To maintain trust, says Starbird, political leaders must be mindful that their statements not contribute to the spread of misinformation or cast doubt on science; crisis communicators must be transparent about the rationale for their actions (while acknowledging that facts may change as we learn more).
Researchers’ Roles in Fighting COVID-19
Across disciplines, researchers are finding ways to fight COVID-19, by sharing data and building new tools. Infectious diseases data scientist Lucy Li of the Chan Zuckerberg Biohub says her organization is developing a tool to estimate unreported infections. At Stanford, associate professor of medicine Nigam Shah and colleagues are honing in on ways data science can respond both operationally (How many patients will our region have? How many ICU beds do we need?) and clinically (Whom do we test?), while pointing to critical areas for further research (What drugs can help us?). Harvard Medical School pediatrician John Brownstein and his team are tracking all coronavirus infections worldwide and partnering with organizations designing tools around the information — together with the CDC, for example, they are working to analyze the efficacy of various social-distancing policies.
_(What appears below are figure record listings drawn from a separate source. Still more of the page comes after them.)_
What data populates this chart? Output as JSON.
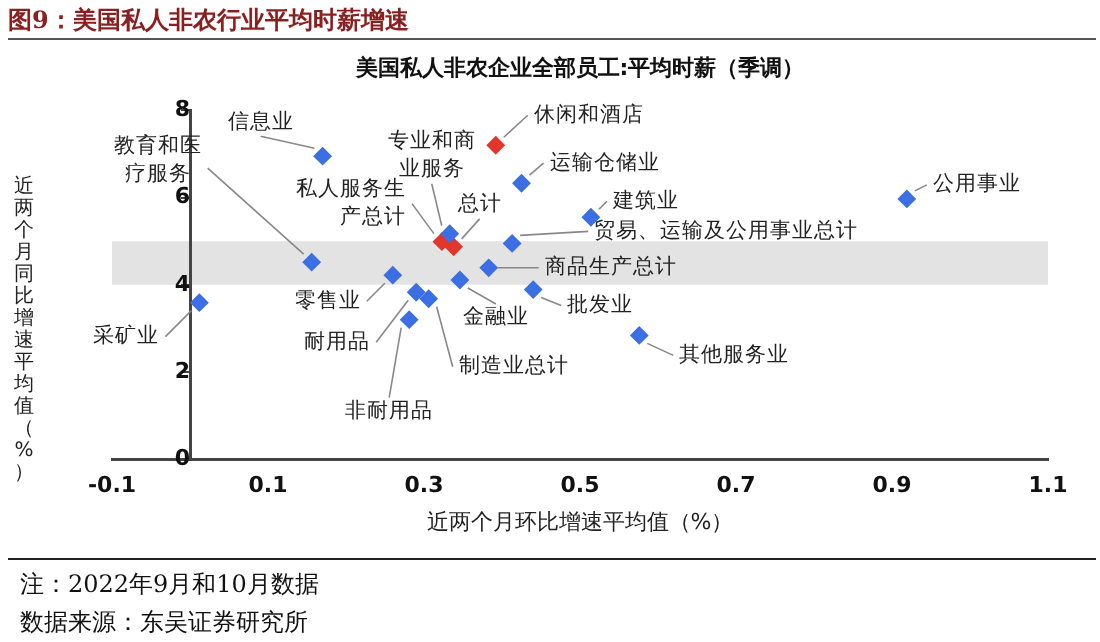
{
  "chart_data": {
    "type": "scatter",
    "title": "图9：美国私人非农行业平均时薪增速",
    "subtitle": "美国私人非农企业全部员工:平均时薪（季调）",
    "xlabel": "近两个月环比增速平均值（%）",
    "ylabel": "近两个月同比增速平均值（%）",
    "series": [
      {
        "color": "#3b6fe3",
        "x": [
          0.17,
          0.156,
          0.425,
          0.333,
          0.514,
          0.413,
          0.383,
          0.26,
          0.29,
          0.306,
          0.281,
          0.346,
          0.44,
          0.012,
          0.576,
          0.919
        ],
        "values": [
          6.95,
          4.52,
          6.33,
          5.17,
          5.55,
          4.95,
          4.39,
          4.22,
          3.83,
          3.68,
          3.2,
          4.11,
          3.89,
          3.59,
          2.84,
          5.97
        ]
      },
      {
        "color": "#e2352b",
        "x": [
          0.392,
          0.323,
          0.338
        ],
        "values": [
          7.2,
          4.99,
          4.87
        ]
      }
    ],
    "xlim": [
      -0.1,
      1.1
    ],
    "xticks": [
      -0.1,
      0.1,
      0.3,
      0.5,
      0.7,
      0.9,
      1.1
    ],
    "ylim": [
      0,
      8
    ],
    "yticks": [
      0,
      2,
      4,
      6,
      8
    ],
    "bands": [
      {
        "axis": "y",
        "from": 4,
        "to": 5,
        "color": "#e3e3e3"
      }
    ],
    "marker": "diamond",
    "grid": false,
    "legend": false,
    "annotations": [
      {
        "text": "信息业",
        "x": 0.17,
        "y": 6.95
      },
      {
        "text": "教育和医疗服务",
        "x": 0.156,
        "y": 4.52
      },
      {
        "text": "休闲和酒店",
        "x": 0.392,
        "y": 7.2
      },
      {
        "text": "运输仓储业",
        "x": 0.425,
        "y": 6.33
      },
      {
        "text": "专业和商业服务",
        "x": 0.333,
        "y": 5.17
      },
      {
        "text": "私人服务生产总计",
        "x": 0.323,
        "y": 4.99
      },
      {
        "text": "总计",
        "x": 0.338,
        "y": 4.87
      },
      {
        "text": "建筑业",
        "x": 0.514,
        "y": 5.55
      },
      {
        "text": "贸易、运输及公用事业总计",
        "x": 0.413,
        "y": 4.95
      },
      {
        "text": "商品生产总计",
        "x": 0.383,
        "y": 4.39
      },
      {
        "text": "零售业",
        "x": 0.26,
        "y": 4.22
      },
      {
        "text": "耐用品",
        "x": 0.29,
        "y": 3.83
      },
      {
        "text": "制造业总计",
        "x": 0.306,
        "y": 3.68
      },
      {
        "text": "非耐用品",
        "x": 0.281,
        "y": 3.2
      },
      {
        "text": "金融业",
        "x": 0.346,
        "y": 4.11
      },
      {
        "text": "批发业",
        "x": 0.44,
        "y": 3.89
      },
      {
        "text": "采矿业",
        "x": 0.012,
        "y": 3.59
      },
      {
        "text": "其他服务业",
        "x": 0.576,
        "y": 2.84
      },
      {
        "text": "公用事业",
        "x": 0.919,
        "y": 5.97
      },
      "注：2022年9月和10月数据",
      "数据来源：东吴证券研究所"
    ]
  }
}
At Carnegie Mellon, statistics and machine learning associate professor Ryan Tibshirani’s epidemiological forecasting team has shifted from studying flu to COVID-19 to predict short-term forecasts that will inform public health officials in making policy decisions. Meanwhile, Tina White, a Stanford mechanical engineering PhD candidate, designed an open-source app to track the spread of COVID-19, using anonymized Bluetooth data. HAI co-director Fei-Fei Li’s research offers an AI approach to helping senior citizens stay in their homes: sensors and cameras could send valuable information about sleep or dietary patterns, for instance, to clinicians in a secure and ethical way.
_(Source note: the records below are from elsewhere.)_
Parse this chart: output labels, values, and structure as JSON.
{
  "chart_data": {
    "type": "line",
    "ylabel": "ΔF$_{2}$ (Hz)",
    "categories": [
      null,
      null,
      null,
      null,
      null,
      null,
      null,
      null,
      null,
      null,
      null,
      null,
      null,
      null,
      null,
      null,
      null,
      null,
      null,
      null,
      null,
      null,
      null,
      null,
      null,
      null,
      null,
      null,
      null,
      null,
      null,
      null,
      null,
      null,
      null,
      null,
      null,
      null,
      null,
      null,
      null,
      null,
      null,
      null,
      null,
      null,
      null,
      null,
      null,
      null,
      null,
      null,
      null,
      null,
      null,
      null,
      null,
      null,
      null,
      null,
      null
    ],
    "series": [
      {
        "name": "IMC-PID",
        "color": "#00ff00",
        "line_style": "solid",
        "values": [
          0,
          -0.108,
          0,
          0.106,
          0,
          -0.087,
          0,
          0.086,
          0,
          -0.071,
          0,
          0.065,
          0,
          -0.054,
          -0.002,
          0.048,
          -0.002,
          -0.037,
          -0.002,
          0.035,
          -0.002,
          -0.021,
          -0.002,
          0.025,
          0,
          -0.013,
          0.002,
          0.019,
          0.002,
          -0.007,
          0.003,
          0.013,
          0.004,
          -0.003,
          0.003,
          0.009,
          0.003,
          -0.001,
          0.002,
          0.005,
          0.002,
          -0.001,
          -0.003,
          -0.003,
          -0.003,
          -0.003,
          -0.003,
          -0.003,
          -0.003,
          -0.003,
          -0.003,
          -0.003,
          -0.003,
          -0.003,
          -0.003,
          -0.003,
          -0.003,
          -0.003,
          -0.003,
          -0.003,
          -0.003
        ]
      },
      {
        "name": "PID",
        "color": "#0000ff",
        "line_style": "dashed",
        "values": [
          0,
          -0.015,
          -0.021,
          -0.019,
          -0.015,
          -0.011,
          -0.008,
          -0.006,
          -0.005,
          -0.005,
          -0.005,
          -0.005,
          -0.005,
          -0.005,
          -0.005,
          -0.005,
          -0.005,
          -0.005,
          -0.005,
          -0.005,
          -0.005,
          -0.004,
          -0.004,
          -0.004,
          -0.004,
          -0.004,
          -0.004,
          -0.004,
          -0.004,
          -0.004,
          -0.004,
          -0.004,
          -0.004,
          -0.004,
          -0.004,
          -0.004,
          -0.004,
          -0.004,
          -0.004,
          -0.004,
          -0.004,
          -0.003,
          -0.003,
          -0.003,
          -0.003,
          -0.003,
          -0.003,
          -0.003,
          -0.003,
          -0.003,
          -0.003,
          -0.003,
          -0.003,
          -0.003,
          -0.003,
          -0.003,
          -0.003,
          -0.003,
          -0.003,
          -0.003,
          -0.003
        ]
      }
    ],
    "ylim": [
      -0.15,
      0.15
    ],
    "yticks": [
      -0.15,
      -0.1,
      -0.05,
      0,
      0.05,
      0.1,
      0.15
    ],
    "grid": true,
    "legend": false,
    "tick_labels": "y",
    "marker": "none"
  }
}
Meanwhile, startups are playing a role. Curai co-founder Xavier Amatriain says his company’s machine learning tools create personalized diagnostic assessments, while Anthony Goldbloom’s company, Kaggle, offers the machine-learning community ways to share data and review each other’s work.
Finding a Cure
Tools are essential weapons for tracking and better understanding the disease, but vaccines and drugs are the pathway to an eventual cure. Binbin Chen, Stanford genetics MD and PhD student, says vaccines are among the most powerful ways to curb a pandemic and prevent its recurrence. His team uses artificial intelligence to examine fragments of SARS-CoV-2 to determine how they might apply to COVID-19 vaccines. These tools, says Chen, can “give us a better educated guess and increase our chances of finding an effective vaccine.” Meanwhile, Stanford bioengineering research engineer Stefano Rensi is examining existing drugs that can be repurposed to combat the disease. He and his team use natural language processing, protein structure prediction, and biophysics to identify potential drugs. According to preliminary results, the team has classified several candidates, including one undergoing clinical testing in Japan.